On August 28, HTS seized the offices of the Idlib City Council (ICC) by force after the ICC, an independently-administered civil institution for the entire province, refused to turn over its bakeries, water and transportation directorate offices to HTS’ newly-minted Civil Administration of Services (CAS) (Baladi News, August 20). Prior to the takeover, HTS issued various directives that signaled its intention to impose control over civilian affairs. It formed a “remittances and consumer protection association” to monitor all hawala (a traditional Muslim system of transferring money) transfers, which NGOs heavily depend on for aid provision; absorbed  AAS’ electrical administration, which had previously withheld electricity to HTS-held towns; prohibited new education projects that did not have HTS approval; and imposed oversight over all local councils, demanding they submit periodic reports  (al-Dorar, May 13; Twitter, July 29; Twitter, August 20). On March 25, HTS even undertook the bold move of confiscating two shipments of flour en route to a bakery operated by the Ihsan Foundation, an NGO in Saraqib, which has been a hotbed of anti-HTS activism throughout the conflict (Facebook, March 25)

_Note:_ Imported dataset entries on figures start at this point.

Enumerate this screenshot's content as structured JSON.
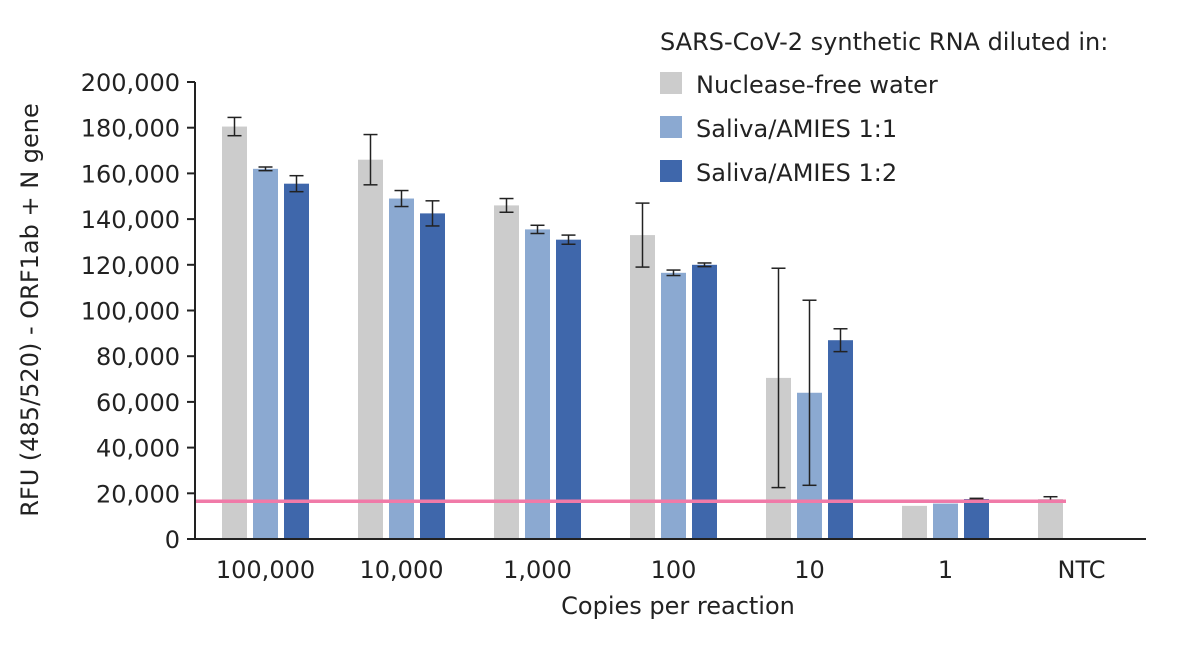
{
  "chart_data": {
    "type": "bar",
    "title": "",
    "xlabel": "Copies per reaction",
    "ylabel": "RFU (485/520) - ORF1ab + N gene",
    "categories": [
      "100,000",
      "10,000",
      "1,000",
      "100",
      "10",
      "1",
      "NTC"
    ],
    "ylim": [
      0,
      200000
    ],
    "yticks": [
      0,
      20000,
      40000,
      60000,
      80000,
      100000,
      120000,
      140000,
      160000,
      180000,
      200000
    ],
    "ytick_labels": [
      "0",
      "20,000",
      "40,000",
      "60,000",
      "80,000",
      "100,000",
      "120,000",
      "140,000",
      "160,000",
      "180,000",
      "200,000"
    ],
    "legend_title": "SARS-CoV-2 synthetic RNA diluted in:",
    "legend_position": "top-right",
    "grid": false,
    "series": [
      {
        "name": "Nuclease-free water",
        "color": "#cccccc",
        "values": [
          180500,
          166000,
          146000,
          133000,
          70500,
          14500,
          17500
        ],
        "errors": [
          4000,
          11000,
          3000,
          14000,
          48000,
          0,
          1000
        ]
      },
      {
        "name": "Saliva/AMIES 1:1",
        "color": "#8ba9d1",
        "values": [
          162000,
          149000,
          135500,
          116500,
          64000,
          15500,
          null
        ],
        "errors": [
          800,
          3500,
          1800,
          1200,
          40500,
          0,
          null
        ]
      },
      {
        "name": "Saliva/AMIES 1:2",
        "color": "#3f67ab",
        "values": [
          155500,
          142500,
          131000,
          120000,
          87000,
          17500,
          null
        ],
        "errors": [
          3500,
          5500,
          2000,
          800,
          5000,
          300,
          null
        ]
      }
    ],
    "threshold": {
      "value": 16500,
      "color": "#f07aa8"
    }
  }
}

HTS’ assertive intervention into the civilian space suggests it is attempting to use its monopolization of humanitarian supply chains as a form of leverage over both Turkey and the opposition. However, this move appears to have backfired. After meeting with various members of the provisional government, the ICC rejected HTS’ demand to place its offices under the group’s authority (Facebook, August 22). The eventual dissolution of the ICC on August 26 sparked protests even in the historically pro-HTS village of Binnish (All4syria, August 26) Hotbeds of anti-HTS sentiment, such as Atarib and Maarat al-Numan, saw protests all throughout July and August (Smart News Agency, July 23; All4syria, August 12).  On September 9, HTS opened fire on protesters in Darkoosh, further inflaming tensions (Smart News Agency, September 9).

Turkey’s Next Move

On August 30, the Turkish-sponsored Syrian Islamic Council — a group of 128 religious clerics that aims to unite Syria’s moderate religious authority — called on rebel forces to form a “national army” under the auspices of the provisional government, exiled in Gaziantep, Turkey (Syrian Islamic Council, August 30).

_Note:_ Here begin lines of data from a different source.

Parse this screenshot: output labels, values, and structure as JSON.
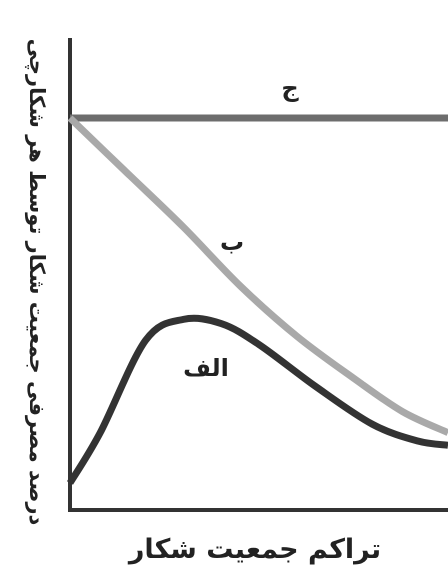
{
  "chart_data": {
    "type": "line",
    "title": "",
    "xlabel": "تراکم جمعیت شکار",
    "ylabel": "درصد مصرفی جمعیت شکار توسط هر شکارچی",
    "ticks": "none",
    "grid": false,
    "legend": "none",
    "series": [
      {
        "name": "ج",
        "color": "#6d6d6d",
        "points": [
          [
            0,
            0.87
          ],
          [
            1,
            0.87
          ]
        ]
      },
      {
        "name": "ب",
        "color": "#a9a9a9",
        "points": [
          [
            0,
            0.87
          ],
          [
            0.15,
            0.74
          ],
          [
            0.3,
            0.61
          ],
          [
            0.45,
            0.47
          ],
          [
            0.6,
            0.35
          ],
          [
            0.75,
            0.25
          ],
          [
            0.88,
            0.17
          ],
          [
            1,
            0.12
          ]
        ]
      },
      {
        "name": "الف",
        "color": "#333333",
        "points": [
          [
            0,
            0.0
          ],
          [
            0.08,
            0.12
          ],
          [
            0.2,
            0.34
          ],
          [
            0.3,
            0.39
          ],
          [
            0.4,
            0.38
          ],
          [
            0.5,
            0.33
          ],
          [
            0.65,
            0.23
          ],
          [
            0.8,
            0.14
          ],
          [
            0.92,
            0.1
          ],
          [
            1,
            0.09
          ]
        ]
      }
    ]
  }
}
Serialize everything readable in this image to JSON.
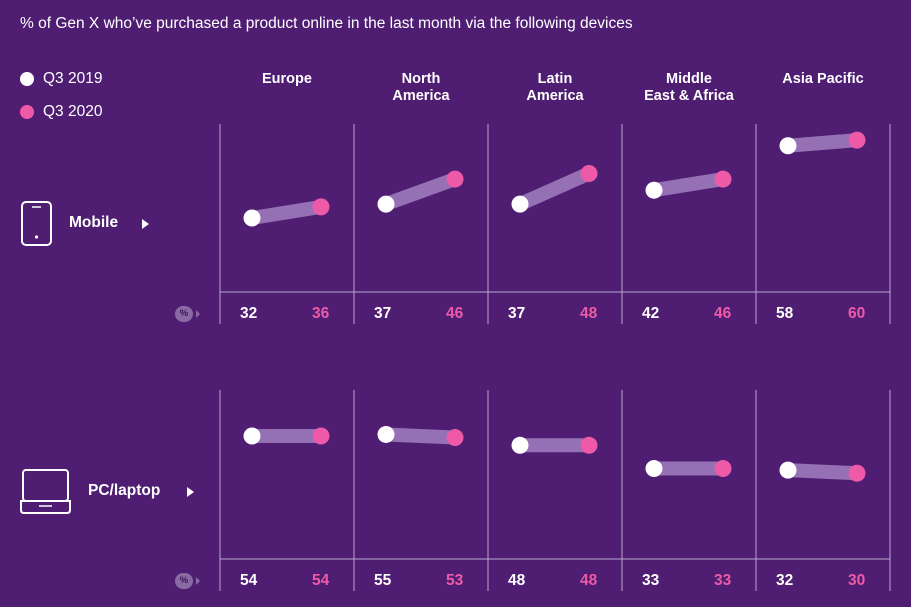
{
  "title": "% of Gen X who’ve purchased a product online in the last month via the following devices",
  "legend": [
    {
      "label": "Q3 2019",
      "color": "#ffffff"
    },
    {
      "label": "Q3 2020",
      "color": "#ee5aa8"
    }
  ],
  "pct_symbol": "%",
  "chart_data": {
    "type": "dumbbell",
    "title": "% of Gen X who’ve purchased a product online in the last month via the following devices",
    "categories": [
      "Europe",
      "North America",
      "Latin America",
      "Middle East & Africa",
      "Asia Pacific"
    ],
    "category_labels": [
      "Europe",
      "North\nAmerica",
      "Latin\nAmerica",
      "Middle\nEast & Africa",
      "Asia Pacific"
    ],
    "series": [
      {
        "name": "Q3 2019",
        "color": "#ffffff"
      },
      {
        "name": "Q3 2020",
        "color": "#ee5aa8"
      }
    ],
    "rows": [
      {
        "label": "Mobile",
        "icon": "mobile-phone-icon",
        "values_2019": [
          32,
          37,
          37,
          42,
          58
        ],
        "values_2020": [
          36,
          46,
          48,
          46,
          60
        ]
      },
      {
        "label": "PC/laptop",
        "icon": "laptop-icon",
        "values_2019": [
          54,
          55,
          48,
          33,
          32
        ],
        "values_2020": [
          54,
          53,
          48,
          33,
          30
        ]
      }
    ],
    "grid": true,
    "legend_position": "top-left"
  }
}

In mid-September 2017, the provisional government heeded that call with the participation of dozens of FSA groups and key non-FSA, such as AAS and Jaysh al-Islam (Orient News, September 13). The inclusion of AAS marks a shift away from the group’s prior rejection of various rebel unity initiatives and has, in unprecedented fashion, created a unified front that opposes both al-Assad and HTS.

However, the extent to which this new force can tip the scales in their favor is questionable given HTS’ military, political and economic presence in Idlib province. HTS boasts the most fighters, an increasingly interventionist civil administration and control over the region’s border crossings and major towns. It is highly unlikely that HTS will moderate its opinion toward dealing with international actors, and even if it did, the international community would be hard pressed to treat HTS as a legitimate actor. Military intervention by Turkey could pose a threat to the group. However, that would face opposition from Russia and al-Assad as neither would desire another Turkish-controlled enclave so close to its coastal stronghold in Latakia province.

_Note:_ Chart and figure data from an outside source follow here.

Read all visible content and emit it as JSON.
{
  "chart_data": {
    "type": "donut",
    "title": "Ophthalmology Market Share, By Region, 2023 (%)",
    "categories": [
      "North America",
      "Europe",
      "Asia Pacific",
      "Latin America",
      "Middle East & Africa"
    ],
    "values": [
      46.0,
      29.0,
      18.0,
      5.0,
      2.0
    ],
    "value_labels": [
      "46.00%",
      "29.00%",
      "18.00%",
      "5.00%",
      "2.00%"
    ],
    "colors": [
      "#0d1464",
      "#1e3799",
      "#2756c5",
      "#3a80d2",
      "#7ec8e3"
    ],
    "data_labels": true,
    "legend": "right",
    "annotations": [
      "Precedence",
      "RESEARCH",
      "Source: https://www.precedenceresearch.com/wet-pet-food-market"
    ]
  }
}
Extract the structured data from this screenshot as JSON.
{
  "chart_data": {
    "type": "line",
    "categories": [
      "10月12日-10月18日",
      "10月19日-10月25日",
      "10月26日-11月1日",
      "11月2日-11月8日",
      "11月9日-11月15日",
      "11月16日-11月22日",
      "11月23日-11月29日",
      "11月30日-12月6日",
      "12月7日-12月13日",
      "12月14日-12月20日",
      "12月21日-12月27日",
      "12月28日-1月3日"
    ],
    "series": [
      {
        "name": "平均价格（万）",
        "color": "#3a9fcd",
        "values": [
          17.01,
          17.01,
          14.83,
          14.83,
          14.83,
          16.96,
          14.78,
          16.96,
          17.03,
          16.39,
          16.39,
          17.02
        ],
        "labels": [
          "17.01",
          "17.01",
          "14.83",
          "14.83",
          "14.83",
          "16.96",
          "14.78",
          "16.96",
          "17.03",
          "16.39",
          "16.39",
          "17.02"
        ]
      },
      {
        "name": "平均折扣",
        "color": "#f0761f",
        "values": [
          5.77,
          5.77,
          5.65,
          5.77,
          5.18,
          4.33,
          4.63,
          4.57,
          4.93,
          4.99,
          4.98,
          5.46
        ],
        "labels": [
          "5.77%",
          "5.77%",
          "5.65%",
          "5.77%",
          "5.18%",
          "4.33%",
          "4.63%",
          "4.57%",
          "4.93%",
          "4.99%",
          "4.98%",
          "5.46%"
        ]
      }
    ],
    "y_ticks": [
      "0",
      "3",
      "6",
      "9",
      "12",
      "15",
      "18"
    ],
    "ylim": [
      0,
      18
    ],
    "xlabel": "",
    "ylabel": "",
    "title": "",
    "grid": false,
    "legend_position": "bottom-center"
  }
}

Future Prospects and U.S. Policy

Ongoing challenges such as dealing with NDZM, stemming internal discord and monopolizing civilian affairs will continue widening the cracks in HTS’ armor, but these are unlikely to topple its deeply-entrenched authority. With the lack of a unified coalition strong enough to dislodge it and only the remotest prospect of Turkish intervention, HTS is likely to continue its dominance in Idlib province.

While the U.S. and Coalition have made aggressive strides in degrading IS in the east, HTS is taking advantage of being a lower priority to build its safe haven and shore up jihadist support.

Central to preventing this is identifying new local partners, which may require collaborating with Turkey politically and diplomatically. Doing so may include walking back on some commitments to the Kurds, but ultimately will align with the U.S. national security goal of preventing a jihadist stronghold in Syria.